After a slow start, summer has officially hit with a vengeance. If there was ever a time to kick up your hydration, this is it—and if you're drinking tons of water, it might as well be both delicious and therapeutic. This iced tea knocks it out of the park on both counts, with a zesty, spicy flavor and a potent anti-inflammatory punch. There are a few key ingredients responsible for its super powers.
Tulsi, or holy basil, is a tisane (meaning that it's caffeine-free and not technically related to the tea plant) originally popularized in India. It's one of the original adaptogens to catch on in the United States and has a number of potent health benefits, including helping the body respond to stress, protecting against infection, and reducing DNA damage. It's also highly anti-inflammatory. Tulsi has a fairly mild, lightly grassy flavor. As with all herbs, look for a high-quality organic brand—Organic India is one that's available at many grocery stores.
All fresh herbs contain oils with highly therapeutic properties, and rosemary is no exception. It's been known as a memory aid, helping aid in recall in a number of studies (so good to drink while you're at work all day!), while other studies point to its success as a cancer-fighter. It also contains carnosol, a compound known for its anti-inflammatory properties.

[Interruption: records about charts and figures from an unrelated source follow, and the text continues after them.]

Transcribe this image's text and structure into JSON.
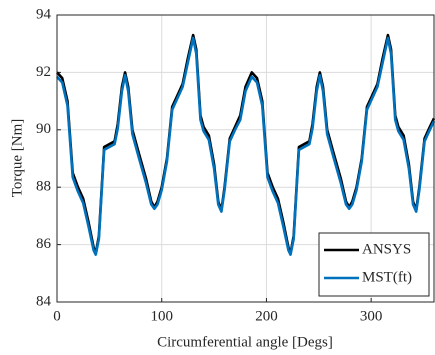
{
  "chart_data": {
    "type": "line",
    "x_label": "Circumferential angle [Degs]",
    "y_label": "Torque [Nm]",
    "x": [
      0,
      5,
      10,
      15,
      20,
      25,
      30,
      35,
      37,
      40,
      45,
      50,
      55,
      58,
      62,
      65,
      68,
      72,
      78,
      85,
      90,
      93,
      96,
      100,
      105,
      110,
      115,
      120,
      125,
      130,
      133,
      137,
      140,
      145,
      150,
      154,
      157,
      160,
      165,
      170,
      175,
      180,
      186,
      191,
      196,
      201,
      206,
      211,
      216,
      221,
      223,
      226,
      231,
      236,
      241,
      244,
      248,
      251,
      254,
      258,
      264,
      271,
      276,
      279,
      282,
      286,
      291,
      296,
      301,
      306,
      311,
      316,
      319,
      323,
      326,
      331,
      336,
      340,
      343,
      346,
      351,
      356,
      360
    ],
    "series": [
      {
        "name": "ANSYS",
        "color": "#000000",
        "values": [
          92.0,
          91.8,
          91.0,
          88.5,
          88.0,
          87.6,
          86.8,
          85.9,
          85.7,
          86.3,
          89.4,
          89.5,
          89.6,
          90.2,
          91.5,
          92.0,
          91.5,
          90.0,
          89.2,
          88.3,
          87.5,
          87.3,
          87.5,
          88.0,
          89.0,
          90.8,
          91.2,
          91.6,
          92.5,
          93.3,
          92.8,
          90.5,
          90.1,
          89.8,
          88.8,
          87.5,
          87.2,
          88.0,
          89.7,
          90.1,
          90.5,
          91.5,
          92.0,
          91.8,
          91.0,
          88.5,
          88.0,
          87.6,
          86.8,
          85.9,
          85.7,
          86.3,
          89.4,
          89.5,
          89.6,
          90.2,
          91.5,
          92.0,
          91.5,
          90.0,
          89.2,
          88.3,
          87.5,
          87.3,
          87.5,
          88.0,
          89.0,
          90.8,
          91.2,
          91.6,
          92.5,
          93.3,
          92.8,
          90.5,
          90.1,
          89.8,
          88.8,
          87.5,
          87.2,
          88.0,
          89.7,
          90.1,
          90.4
        ]
      },
      {
        "name": "MST(ft)",
        "color": "#0072bd",
        "values": [
          91.85,
          91.65,
          90.85,
          88.35,
          87.85,
          87.45,
          86.65,
          85.8,
          85.65,
          86.2,
          89.3,
          89.4,
          89.5,
          90.05,
          91.35,
          91.9,
          91.35,
          89.85,
          89.05,
          88.15,
          87.4,
          87.25,
          87.4,
          87.9,
          88.9,
          90.7,
          91.1,
          91.5,
          92.35,
          93.2,
          92.65,
          90.35,
          89.95,
          89.65,
          88.65,
          87.4,
          87.15,
          87.9,
          89.6,
          90.0,
          90.35,
          91.35,
          91.85,
          91.65,
          90.85,
          88.35,
          87.85,
          87.45,
          86.65,
          85.8,
          85.65,
          86.2,
          89.3,
          89.4,
          89.5,
          90.05,
          91.35,
          91.9,
          91.35,
          89.85,
          89.05,
          88.15,
          87.4,
          87.25,
          87.4,
          87.9,
          88.9,
          90.7,
          91.1,
          91.5,
          92.35,
          93.2,
          92.65,
          90.35,
          89.95,
          89.65,
          88.65,
          87.4,
          87.15,
          87.9,
          89.6,
          90.0,
          90.3
        ]
      }
    ],
    "xlim": [
      0,
      360
    ],
    "xticks": [
      0,
      100,
      200,
      300
    ],
    "ylim": [
      84,
      94
    ],
    "yticks": [
      84,
      86,
      88,
      90,
      92,
      94
    ],
    "grid": true,
    "legend": "lower right"
  }
}
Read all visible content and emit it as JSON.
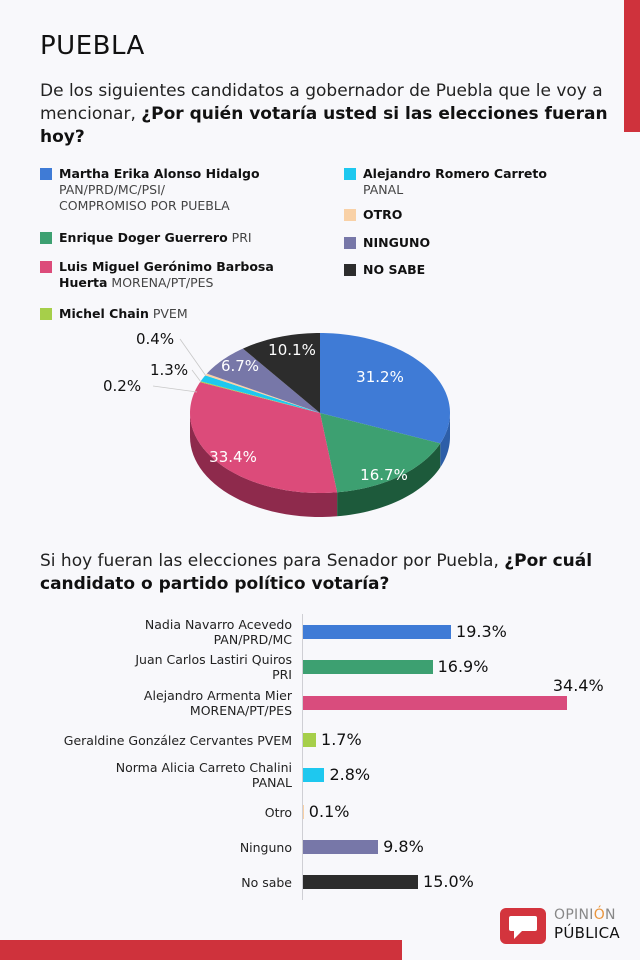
{
  "header": {
    "title": "PUEBLA",
    "question1_plain": "De los siguientes candidatos a gobernador de Puebla que le voy a mencionar, ",
    "question1_bold": "¿Por quién votaría usted si las elecciones fueran hoy?"
  },
  "legend": [
    {
      "name": "Martha Erika Alonso Hidalgo",
      "party": "PAN/PRD/MC/PSI/ COMPROMISO POR PUEBLA",
      "color": "#3f7bd6"
    },
    {
      "name": "Enrique Doger Guerrero",
      "party": "PRI",
      "color": "#3da071"
    },
    {
      "name": "Luis Miguel Gerónimo Barbosa Huerta",
      "party": "MORENA/PT/PES",
      "color": "#dc4b7a"
    },
    {
      "name": "Michel Chain",
      "party": "PVEM",
      "color": "#a6cf4a"
    },
    {
      "name": "Alejandro Romero Carreto",
      "party": "PANAL",
      "color": "#1ec8ef"
    },
    {
      "name": "OTRO",
      "party": "",
      "color": "#f9d1a6"
    },
    {
      "name": "NINGUNO",
      "party": "",
      "color": "#7777a8"
    },
    {
      "name": "NO SABE",
      "party": "",
      "color": "#2c2c2c"
    }
  ],
  "question2": {
    "plain": "Si hoy fueran las elecciones para Senador por Puebla, ",
    "bold": "¿Por cuál candidato o partido político votaría?"
  },
  "branding": {
    "logo_line1_a": "OPINI",
    "logo_line1_b": "Ó",
    "logo_line1_c": "N",
    "logo_line2": "PÚBLICA"
  },
  "colors": {
    "accent_red": "#cf323c"
  },
  "chart_data": [
    {
      "type": "pie",
      "title": "¿Por quién votaría usted si las elecciones fueran hoy? (Gobernador de Puebla)",
      "categories": [
        "Martha Erika Alonso Hidalgo",
        "Enrique Doger Guerrero",
        "Luis Miguel Gerónimo Barbosa Huerta",
        "Michel Chain",
        "Alejandro Romero Carreto",
        "Otro",
        "Ninguno",
        "No sabe"
      ],
      "values": [
        31.2,
        16.7,
        33.4,
        0.2,
        1.3,
        0.4,
        6.7,
        10.1
      ],
      "labels": [
        "31.2%",
        "16.7%",
        "33.4%",
        "0.2%",
        "1.3%",
        "0.4%",
        "6.7%",
        "10.1%"
      ],
      "colors": [
        "#3f7bd6",
        "#3da071",
        "#dc4b7a",
        "#a6cf4a",
        "#1ec8ef",
        "#f9d1a6",
        "#7777a8",
        "#2c2c2c"
      ],
      "side_colors": [
        "#2d5ea8",
        "#1d5a3b",
        "#8e2a4c",
        "#6f9a2a",
        "#1496b8",
        "#c9a37c",
        "#52527a",
        "#1a1a1a"
      ],
      "legend_position": "top",
      "style": "3d"
    },
    {
      "type": "bar",
      "orientation": "horizontal",
      "title": "Si hoy fueran las elecciones para Senador por Puebla, ¿Por cuál candidato o partido político votaría?",
      "categories": [
        "Nadia Navarro Acevedo PAN/PRD/MC",
        "Juan Carlos Lastiri Quiros PRI",
        "Alejandro Armenta Mier MORENA/PT/PES",
        "Geraldine González Cervantes PVEM",
        "Norma Alicia Carreto Chalini PANAL",
        "Otro",
        "Ninguno",
        "No sabe"
      ],
      "label_lines": [
        [
          "Nadia Navarro Acevedo",
          "PAN/PRD/MC"
        ],
        [
          "Juan Carlos Lastiri Quiros",
          "PRI"
        ],
        [
          "Alejandro Armenta Mier",
          "MORENA/PT/PES"
        ],
        [
          "Geraldine González Cervantes PVEM"
        ],
        [
          "Norma Alicia Carreto Chalini",
          "PANAL"
        ],
        [
          "Otro"
        ],
        [
          "Ninguno"
        ],
        [
          "No sabe"
        ]
      ],
      "values": [
        19.3,
        16.9,
        34.4,
        1.7,
        2.8,
        0.1,
        9.8,
        15.0
      ],
      "labels": [
        "19.3%",
        "16.9%",
        "34.4%",
        "1.7%",
        "2.8%",
        "0.1%",
        "9.8%",
        "15.0%"
      ],
      "colors": [
        "#3f7bd6",
        "#3da071",
        "#d94c7d",
        "#a6cf4a",
        "#1ec8ef",
        "#f9d1a6",
        "#7777a8",
        "#2c2c2c"
      ],
      "xlabel": "",
      "ylabel": "",
      "grid": false
    }
  ]
}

Thyme contains carvacrol, a compound shown to be a mood-booster. It's long been used to clear throat and nose passageways, as its antiviral and antibacterial powers can penetrate via steam deep into your mucus membranes (so if you feel something tickling in your throat when you make this tea, put your head over your glass and inhale deeply while it's steeping).
Together, the three ingredients create an anti-inflammatory mega-cocktail with a potent, fresh, summer-ready flavor that you'll want to sip on all day long. Here's how to make it.
Ultimate Anti-Inflammatory Iced Tea
- 2 bags tulsi tea
- 1 sprig fresh rosemary
- 4 sprigs fresh thyme
- 8 ounces filtered water
- Boil water, then pour over tea, rosemary, and thyme.
- Cover immediately, and let steep for 20 minutes.
- Remove tea bag and herbs (which should now be paler in color). Re-cover, and transfer to fridge.
- Let chill for 1 to 2 hours, then serve over ice. Serves 1.